Sydney Morning Herald (35)
(FROM OUR OWN CORRESPONDENT)
MELBOURNE , THURSDAY
Everything is now quiet at Greta. The bodies of the outlaws have been buried by their relatives and friends. It is said Sergeant Steele has received threatening letters.
It now appears that the platelayer, Martin Cherry, was shot by Ned Kelly, and not by the police. Kelly asked him to pull up the blind when he wanted to fire from the verandah of the hotel. The old man refused, and Kelly shot at him with his rifle, adding another to the list of murders by the gang.
The account furnished by the reporters of the Melbourne Daily Telegraph contains the following information:-
When Kelly lay on the floor in the railway van Inspector Sadlier appealed to him to send some signal to his comrades and spare further bloodshed, but he replied, "I cannot. They will never give up, and you cannot take them alive."
Inspector Sadlier: Now, Ned, I know you can influence those foolish fellows if you like to do to; come, give them some signal, and put an end to this.
Ned Kelly: Oh, no; they will not give up. They all have armour on, and you can't take them.
Inspector Sadlier: I do not speak for ourselves, but for the lives of innocent men and women who have been taken to the house.
Ned Kelly: I can't help that. The boys won't give up.
Reporter: How came you out of the house, Ned?
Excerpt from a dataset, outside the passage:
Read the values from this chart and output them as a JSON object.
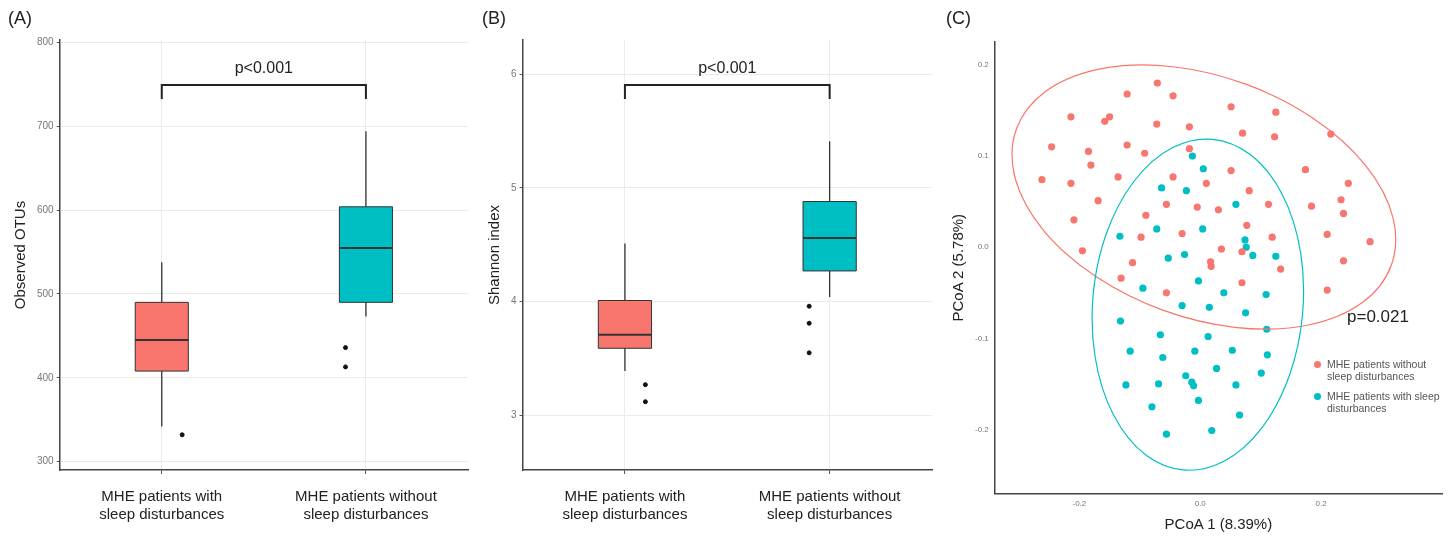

Ned Kelly: I have not been in the house since the special train came. I heard you coming, and went down to meet you. I could have shot you, but didn't. When I saw the engine stop down in the cutting, I went up close to you, and had a look, but you put the lights out, and as you moved slowly on, I came ahead, and walked up the station platform just before the train arrived. I went round the station and over to Jones's, where I stood, and saw the men come up.
Reporter: But you ran away after the first volley.
Ned Kelly: I didn't run away. I was shot in the foot in the first volley, and in the arm, and I wanted the boys to go with me. I thought they would follow, and got on my mare and rode quietly up along the fence over the hill; and as they did not come, I turned back.
Reporter: Your revolving-rifle was found stuck in the earth on the side of the hill.
Ned Kelly: Yes; I could have got away if I wanted; but I wouldn't leave the boys.
Reporter: Are they in the house now?
Ned Kelly: I think so. Byrne is hurt, but they cannot hurt the others – they have armour.
Reporter: It did you little good. Come, Ned, why don't you comply with Mr. Sadlier's request, and send the boys a signal to give up?
Ned Kelly: Don't ask me. They will never give up.
The duty of searching the outlaw was entrusted to senior-constable Kelly, who only found a threepenny piece, a silver watch, and a few chains on him. On asking the outlaw what he did with Kennedy's watch, he said that he wouldn't tell.
The armour the outlaws wore weighed 1 cwt. exactly, and consisted of six plates of ¼-inch steel, manufactured from ploughshares stolen from the farmers around Greta. On the armour there were eight perceptible bullet marks on the breastplate, five on the helmet, three on the shoulders, and nine on the backplate. These were mostly all deep dents in the steel plates.
It should be mentioned that, previous to the building being fired, repeated overtures were made to Inspector Sadlier by the men under his command to storm the building ; but, unwilling to run the chance of the loss of life, Mr. Sadlier refused, trusting to capture the outlaws by some less risky method.